The entry or exit of a partner in a company can mark a turning point in its operation. When a company sells all its shares, it is bought out in full. If only some of the shares are sold, this is referred to as a "share sale". The term "share" is used for SARLs, EURLs and SCIs only. For SAS, SASU or SA, the term "share" is used. As with the creation, modification or liquidation of a company, a transfer of shares must follow certain rules to be valid. Let's find out what you need to do.

The approval procedure

If the shares of a SARL are to be sold to a person outside the company, it is essential to obtain the approval of the other partners, i.e. 50% of the votes plus one, i.e. a simple majority vote. In the case of a non-trading property company (SCI), the vote is generally unanimous. However, the Articles of Association may stipulate other conditions.

The seller must notify all associates and the managing director of the sale by registered letter with acknowledgement of receipt, or by bailiff's deed. The latter has eight days to convene a General Meeting or to consult the other partners in writing.

The Shareholders' Meeting has a period of 3 to 6 months, depending on whether the company is a SARL or a SCI, to respond. If no response is received within this period, approval is automatically granted.

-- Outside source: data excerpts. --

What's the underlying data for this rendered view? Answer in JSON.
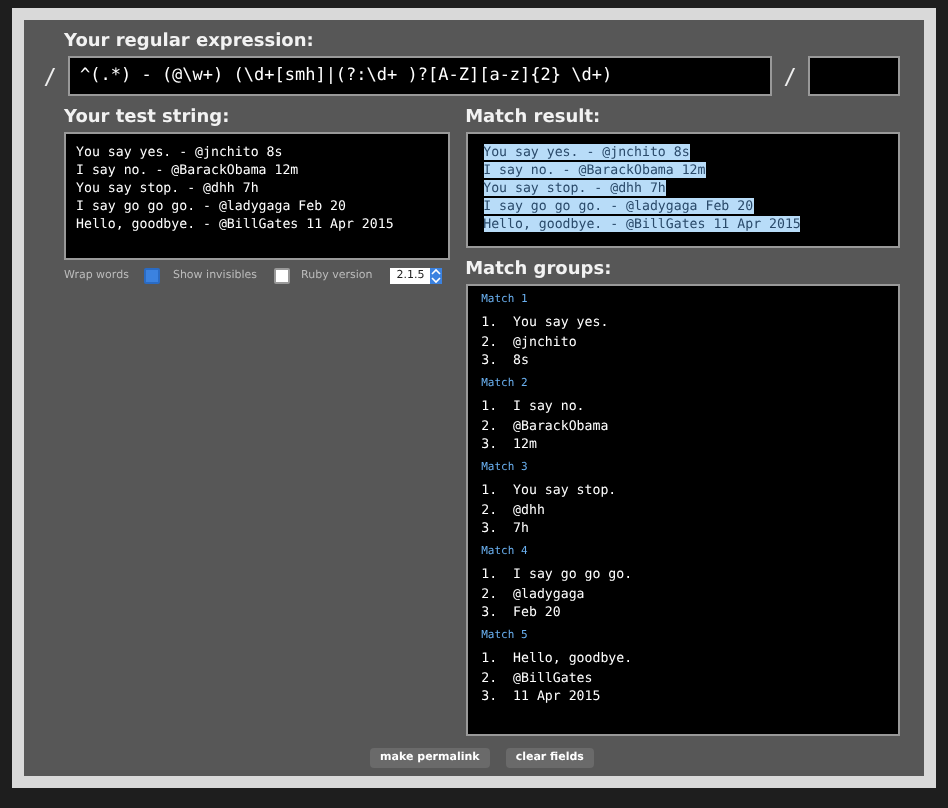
{
  "regex": {
    "label": "Your regular expression:",
    "delimiter_open": "/",
    "pattern": "^(.*) - (@\\w+) (\\d+[smh]|(?:\\d+ )?[A-Z][a-z]{2} \\d+)",
    "delimiter_close": "/"
  },
  "test_string": {
    "label": "Your test string:",
    "lines": [
      "You say yes. - @jnchito 8s",
      "I say no. - @BarackObama 12m",
      "You say stop. - @dhh 7h",
      "I say go go go. - @ladygaga Feb 20",
      "Hello, goodbye. - @BillGates 11 Apr 2015"
    ]
  },
  "settings": [
    {
      "kind": "checkbox",
      "label": "Wrap words",
      "checked": true
    },
    {
      "kind": "checkbox",
      "label": "Show invisibles",
      "checked": false
    },
    {
      "kind": "select",
      "label": "Ruby version",
      "value": "2.1.5"
    }
  ],
  "match_result": {
    "label": "Match result:",
    "lines": [
      "You say yes. - @jnchito 8s",
      "I say no. - @BarackObama 12m",
      "You say stop. - @dhh 7h",
      "I say go go go. - @ladygaga Feb 20",
      "Hello, goodbye. - @BillGates 11 Apr 2015"
    ]
  },
  "match_groups": {
    "label": "Match groups:",
    "matches": [
      {
        "title": "Match 1",
        "groups": [
          {
            "index": "1.",
            "text": "You say yes."
          },
          {
            "index": "2.",
            "text": "@jnchito"
          },
          {
            "index": "3.",
            "text": "8s"
          }
        ]
      },
      {
        "title": "Match 2",
        "groups": [
          {
            "index": "1.",
            "text": "I say no."
          },
          {
            "index": "2.",
            "text": "@BarackObama"
          },
          {
            "index": "3.",
            "text": "12m"
          }
        ]
      },
      {
        "title": "Match 3",
        "groups": [
          {
            "index": "1.",
            "text": "You say stop."
          },
          {
            "index": "2.",
            "text": "@dhh"
          },
          {
            "index": "3.",
            "text": "7h"
          }
        ]
      },
      {
        "title": "Match 4",
        "groups": [
          {
            "index": "1.",
            "text": "I say go go go."
          },
          {
            "index": "2.",
            "text": "@ladygaga"
          },
          {
            "index": "3.",
            "text": "Feb 20"
          }
        ]
      },
      {
        "title": "Match 5",
        "groups": [
          {
            "index": "1.",
            "text": "Hello, goodbye."
          },
          {
            "index": "2.",
            "text": "@BillGates"
          },
          {
            "index": "3.",
            "text": "11 Apr 2015"
          }
        ]
      }
    ]
  },
  "buttons": [
    "make permalink",
    "clear fields"
  ]
}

Sometimes, approval is refused. In this case, the partners must buy back the shares themselves within the allotted time.

The deed of sale

Whether shares are transferred free of charge or not, a share transfer agreement must be drawn up in writing, either by the partners under private deed, or by a notary in the form of a deed.

Certain information must be included:

  • the identity of the parties
  • number of shares
  • unit price
  • total share price
  • payment terms
  • approval

Amending the Articles of Association

When shares are sold, the capital is necessarily redistributed. Any modification, particularly of share capital, requires a change in the articles of association.

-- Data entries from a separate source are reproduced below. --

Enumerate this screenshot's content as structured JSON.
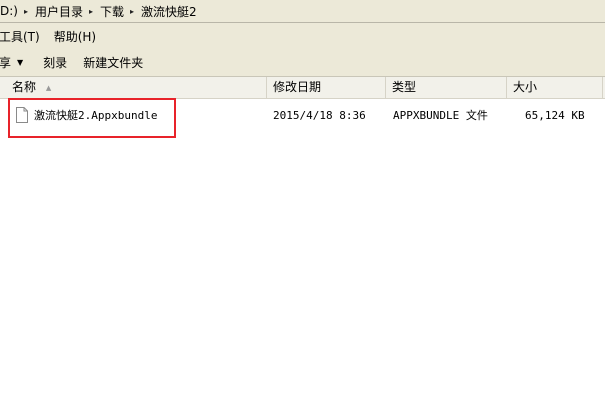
{
  "address": {
    "crumbs": [
      "D:)",
      "用户目录",
      "下载",
      "激流快艇2"
    ],
    "separator": "▸"
  },
  "menu": {
    "items": [
      "工具(T)",
      "帮助(H)"
    ]
  },
  "toolbar": {
    "share_label": "享",
    "burn_label": "刻录",
    "new_folder_label": "新建文件夹"
  },
  "columns": {
    "name": "名称",
    "date": "修改日期",
    "type": "类型",
    "size": "大小"
  },
  "files": [
    {
      "name": "激流快艇2.Appxbundle",
      "date": "2015/4/18 8:36",
      "type": "APPXBUNDLE 文件",
      "size": "65,124 KB"
    }
  ],
  "colors": {
    "highlight": "#e8232a",
    "chrome": "#ece9d8"
  }
}
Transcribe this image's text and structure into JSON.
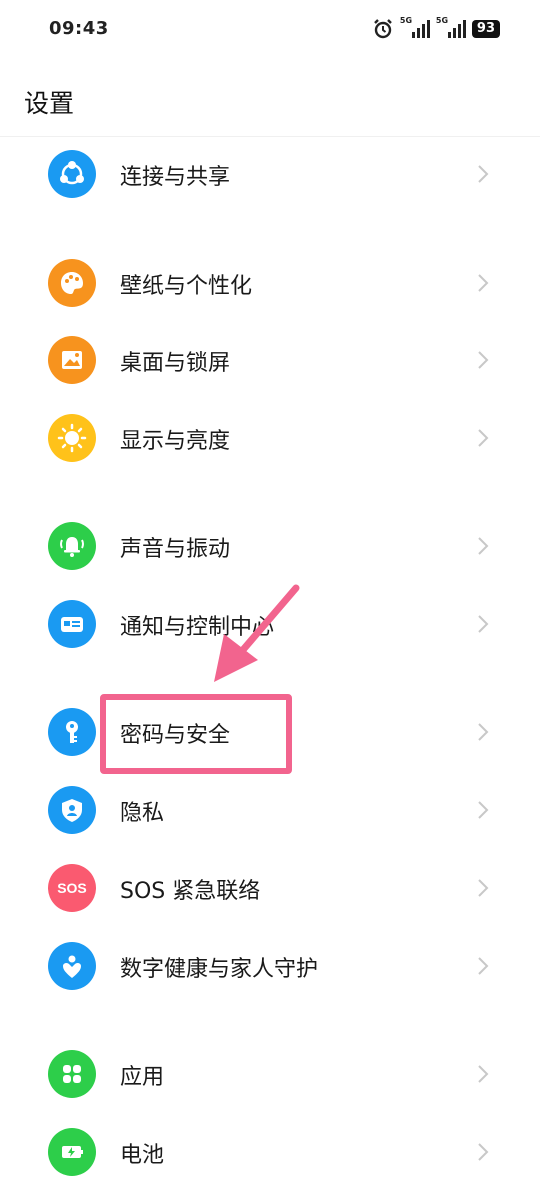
{
  "status_bar": {
    "time": "09:43",
    "sim1_label": "5G",
    "sim2_label": "5G",
    "battery": "93"
  },
  "header": {
    "title": "设置"
  },
  "settings": [
    {
      "id": "connect-share",
      "label": "连接与共享",
      "icon": "share-icon",
      "color": "#1a9af2"
    },
    {
      "id": "wallpaper",
      "label": "壁纸与个性化",
      "icon": "palette-icon",
      "color": "#f7931e"
    },
    {
      "id": "desktop-lock",
      "label": "桌面与锁屏",
      "icon": "image-icon",
      "color": "#f7931e"
    },
    {
      "id": "display",
      "label": "显示与亮度",
      "icon": "sun-icon",
      "color": "#ffc21a"
    },
    {
      "id": "sound",
      "label": "声音与振动",
      "icon": "bell-icon",
      "color": "#2dce4a"
    },
    {
      "id": "notification",
      "label": "通知与控制中心",
      "icon": "notification-panel-icon",
      "color": "#1a9af2"
    },
    {
      "id": "password",
      "label": "密码与安全",
      "icon": "key-icon",
      "color": "#1a9af2"
    },
    {
      "id": "privacy",
      "label": "隐私",
      "icon": "shield-user-icon",
      "color": "#1a9af2"
    },
    {
      "id": "sos",
      "label": "SOS 紧急联络",
      "icon": "sos-icon",
      "icon_text": "SOS",
      "color": "#fa5a70"
    },
    {
      "id": "digital-health",
      "label": "数字健康与家人守护",
      "icon": "heart-person-icon",
      "color": "#1a9af2"
    },
    {
      "id": "apps",
      "label": "应用",
      "icon": "apps-grid-icon",
      "color": "#2dce4a"
    },
    {
      "id": "battery",
      "label": "电池",
      "icon": "battery-icon",
      "color": "#2dce4a"
    }
  ],
  "annotation": {
    "highlight_color": "#f2648e"
  }
}
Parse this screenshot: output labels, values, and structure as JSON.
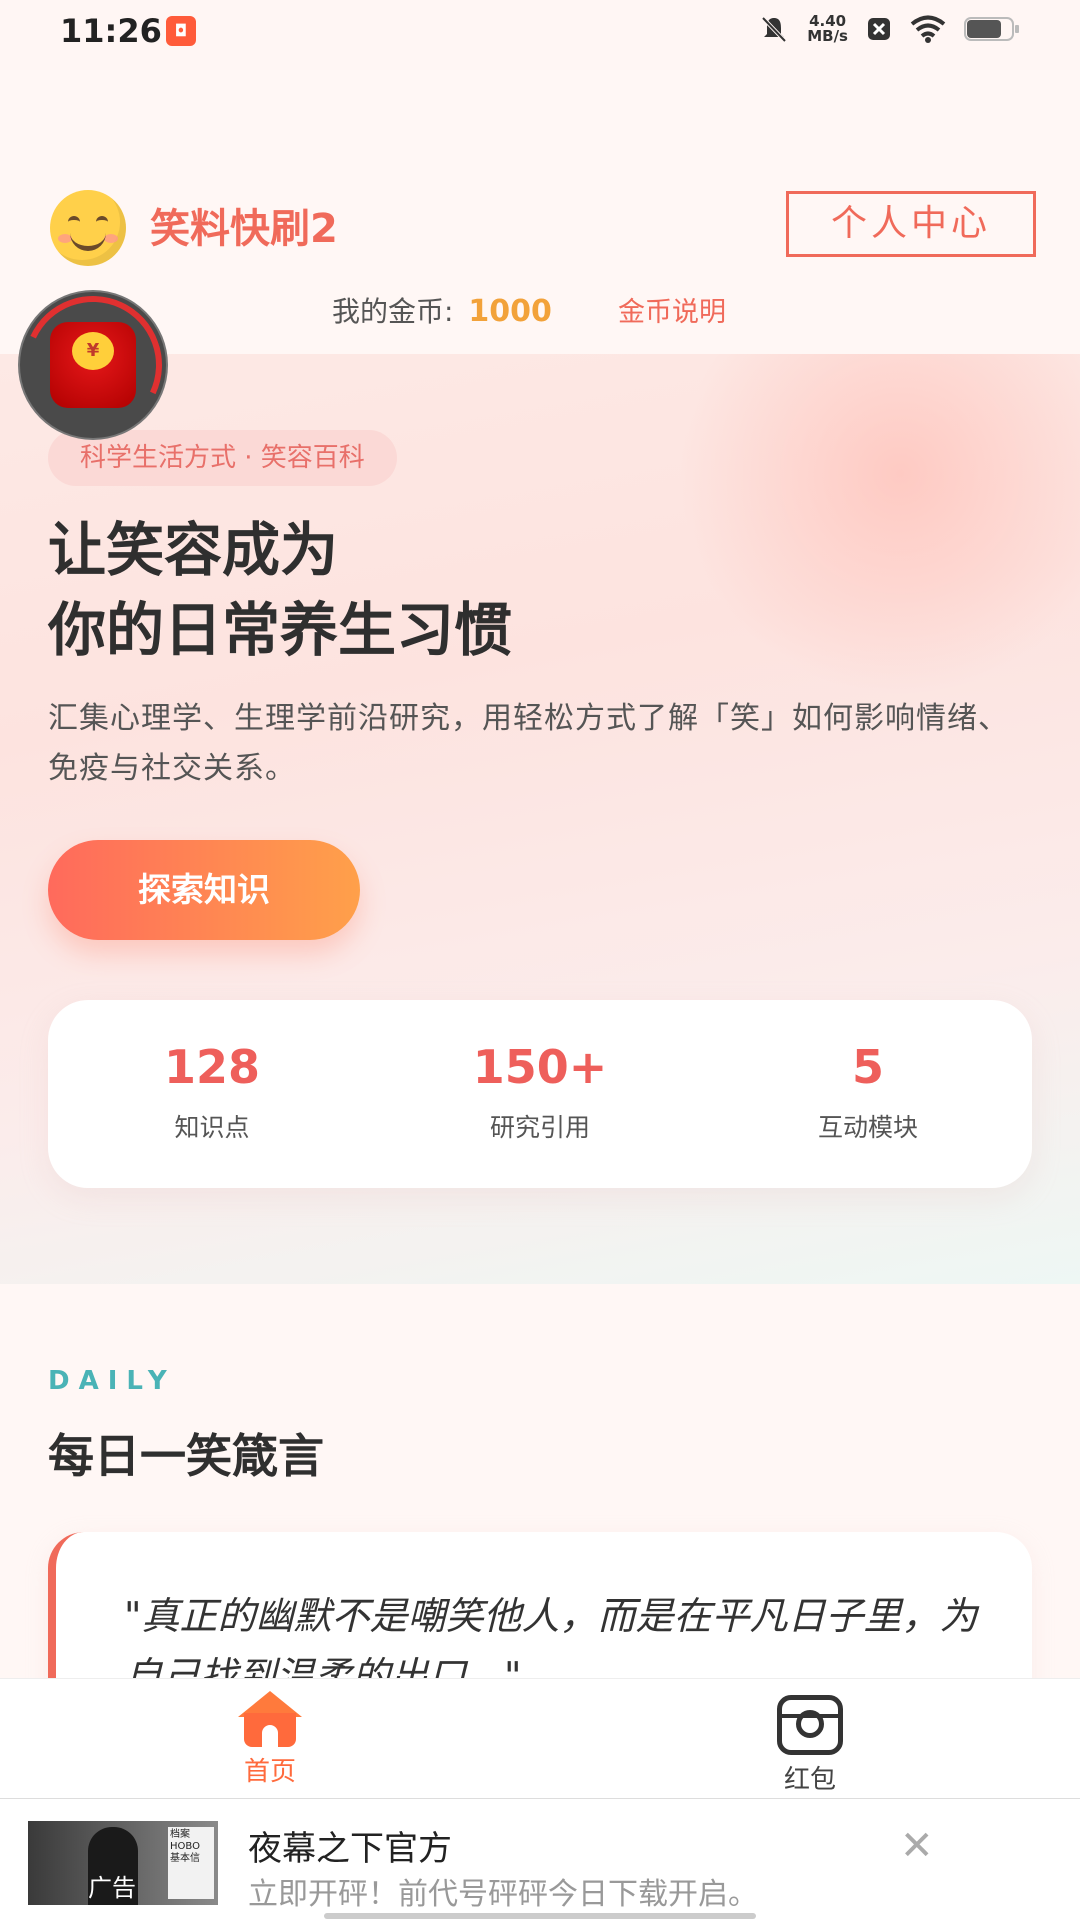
{
  "status_bar": {
    "time": "11:26",
    "net_speed_top": "4.40",
    "net_speed_bottom": "MB/s"
  },
  "header": {
    "app_title": "笑料快刷2",
    "profile_button": "个人中心",
    "coins_label": "我的金币:",
    "coins_value": "1000",
    "coins_help": "金币说明"
  },
  "hero": {
    "tag": "科学生活方式 · 笑容百科",
    "headline_line1": "让笑容成为",
    "headline_line2": "你的日常养生习惯",
    "description": "汇集心理学、生理学前沿研究，用轻松方式了解「笑」如何影响情绪、免疫与社交关系。",
    "explore_button": "探索知识",
    "stats": [
      {
        "value": "128",
        "label": "知识点"
      },
      {
        "value": "150+",
        "label": "研究引用"
      },
      {
        "value": "5",
        "label": "互动模块"
      }
    ]
  },
  "daily": {
    "label": "DAILY",
    "title": "每日一笑箴言",
    "quote": "\"真正的幽默不是嘲笑他人，而是在平凡日子里，为自己找到温柔的出口。\""
  },
  "bottom_nav": {
    "items": [
      {
        "label": "首页",
        "icon": "home-icon",
        "active": true
      },
      {
        "label": "红包",
        "icon": "camera-icon",
        "active": false
      }
    ]
  },
  "ad": {
    "tag": "广告",
    "title": "夜幕之下官方",
    "subtitle": "立即开砰！前代号砰砰今日下载开启。",
    "thumb_text": "档案 HOBO 基本信"
  },
  "colors": {
    "accent": "#f06a5a",
    "coin": "#f2a23a",
    "teal": "#4ab3b6",
    "active_nav": "#ff6a3c"
  }
}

On the other hand, when shares are sold to an existing partner, it is not always necessary to amend the articles of association, unless the identity of the transferor is specified.

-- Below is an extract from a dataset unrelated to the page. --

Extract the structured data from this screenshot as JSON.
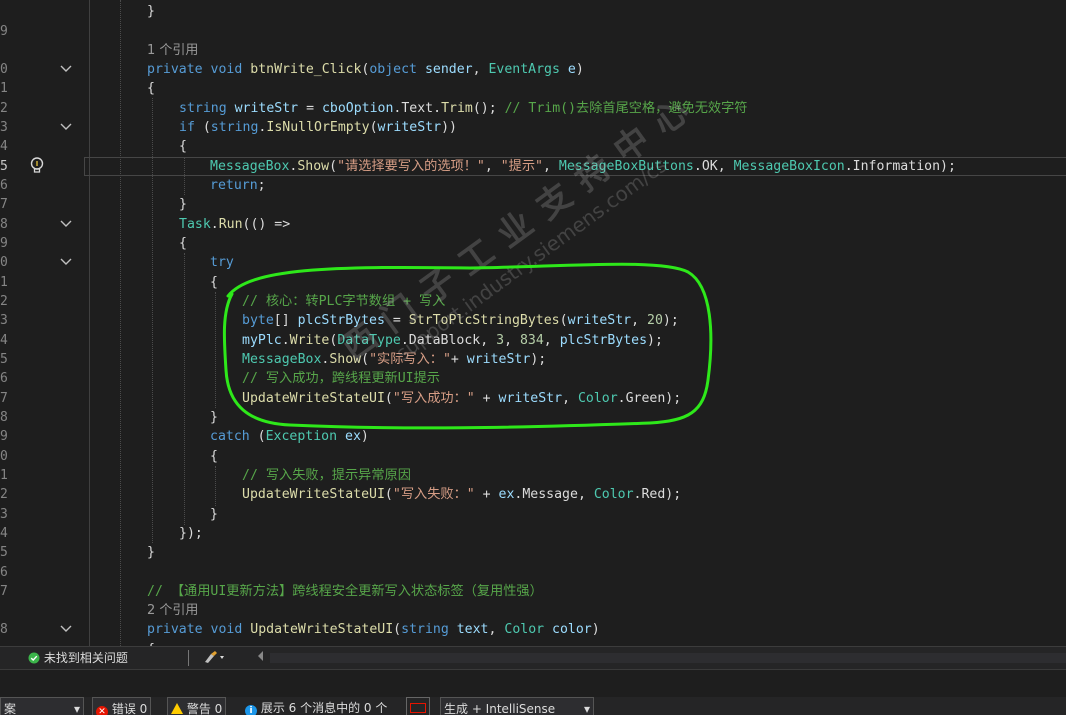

The formalities for modifying the share capital vary according to the legal form, the nature of the modification and the characteristics of the transfer. In all cases, a notice must be published in a SHAL (medium authorized to receive legal announcements), and the updated articles of association must be registered with the Trade and Companies Register.

Registration with the tax authorities

The transfer must be notified by the transferor or transferee to the company's tax department within one month of signature. Two copies of the deed of assignment must be supplied. One copy, bearing the registration number, will be returned.

Registration must be made with the department responsible for the notary's office, if the deed was drawn up before a notary, or with the department responsible for the domicile of one of the parties, if the deed was drawn up under private contract.

The clerk of the commercial court then takes note of the updated articles of association.

Payment of registration fees

All transfers of shares are subject to registration fees. The amount varies according to the price of the shares. The purchaser is responsible for paying these duties, but both parties are jointly and severally liable.

The calculation for SARLs is different from that for SCIs. For SARLs, the duty is 3% of the share price, compared with 5% for SCIs. Deductions are available, but there is always a minimum registration fee of €25.

Payment of capital gains

Capital gains arise when the sale price is higher than the purchase price. The amount corresponding to this difference is taxable.

When the transfer of shares is free of charge, it is possible to benefit from a 75% tax exemption, but only for SARLs. In all other cases, the default tax regime is the single flat-rate withholding tax (PFU) of 30%. The 30% rate is calculated on the amount of capital gain realized. It comprises 17.2% social security contributions and 12.8% income tax.

In a non-trading property company (SCI), the seller, a natural person, is subject to the capital gains tax regime applicable to private individuals. They benefit from an allowance based on the length of time the property has been held. After 30 years, he or she is fully exempt from capital gains tax.